Synthetic Data Generation with LLMs

Andreea Dutulescu, Stefan Ruseti, Mihai Dascalu

National University of Science and Technology Politehnica Bucharest
 
Description: This tutorial provides a technical overview of synthetic data generation using Large Language Models (LLMs), focusing on core methodologies and their integration. Synthetic data has become an essential tool for addressing key limitations in the availability, cost, and distributional coverage of manually annotated datasets. It enables scalable experimentation, facilitates data augmentation in low-resource settings, and supports iterative model refinement. The session begins with a discussion of generation methods and filtering strategies designed to enforce quality constraints. Next, the tutorial examines practical use cases. These include alignment tuning, where synthetic datasets are used to steer model behavior; inference-time augmentation, where generated exemplars support few-shot generalization or contextual adaptation; and self-improvement workflows, where models contribute to their iterative training through synthetic supervision.
 
Short bios:
  • Andreea Dutulescu is a PhD student at the National University of Science and Technology Politehnica Bucharest. Her research interests include natural language processing (NLP) in education, synthetic data generation, and related areas in applied machine learning. Andreea has gained experience in both academic and industrial settings. She has completed multiple internships at Google, where she worked on practical ML tasks and contributed to real-world applications. In her academic work, she has been involved in various research projects involving NLP.
  • Ștefan Rușeți is an associate professor in the Department of Computer Science. His research activity spans multiple areas of Natural Language Processing (NLP), with most of his work focused on applying NLP techniques to develop tools for educational scenarios. He has experience in both national and international projects and has published over 80 papers, including 13 articles at top-tier conferences (EMNLP, COLING, ECIR, AIED) and 6 articles in Q1 journals (Computers & Education, Computers in Human Behavior, International Journal of Artificial Intelligence in Education).

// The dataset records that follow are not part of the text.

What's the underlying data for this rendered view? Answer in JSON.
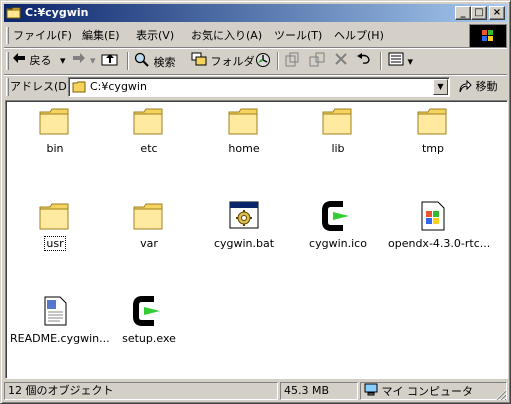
{
  "window": {
    "title": "C:¥cygwin"
  },
  "menu": [
    {
      "label": "ファイル(F)"
    },
    {
      "label": "編集(E)"
    },
    {
      "label": "表示(V)"
    },
    {
      "label": "お気に入り(A)"
    },
    {
      "label": "ツール(T)"
    },
    {
      "label": "ヘルプ(H)"
    }
  ],
  "toolbar": {
    "back_label": "戻る",
    "search_label": "検索",
    "folders_label": "フォルダ"
  },
  "address": {
    "label": "アドレス(D)",
    "value": "C:¥cygwin",
    "go_label": "移動"
  },
  "files": [
    {
      "name": "bin",
      "type": "folder"
    },
    {
      "name": "etc",
      "type": "folder"
    },
    {
      "name": "home",
      "type": "folder"
    },
    {
      "name": "lib",
      "type": "folder"
    },
    {
      "name": "tmp",
      "type": "folder"
    },
    {
      "name": "usr",
      "type": "folder"
    },
    {
      "name": "var",
      "type": "folder"
    },
    {
      "name": "cygwin.bat",
      "type": "batch"
    },
    {
      "name": "cygwin.ico",
      "type": "cygwin-icon"
    },
    {
      "name": "opendx-4.3.0-rtc...",
      "type": "installer"
    },
    {
      "name": "README.cygwin...",
      "type": "text"
    },
    {
      "name": "setup.exe",
      "type": "cygwin-icon"
    }
  ],
  "status": {
    "objects": "12 個のオブジェクト",
    "size": "45.3 MB",
    "location": "マイ コンピュータ"
  }
}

  • Mihai Dascalu is a professor of Computer Science at the National University of Science and Technology  Politehnica  Bucharest. He teaches object-oriented programming, algorithm design, and machine learning. He holds a dual Ph.D. in Computer Science and Educational Sciences and has authored over 300 research papers, including many in top-tier conferences and Q1 journals. Mihai has participated extensively in national and international projects, received prestigious awards such as a Fulbright scholarship, and is a corresponding member of the Academy of Romanian Scientists.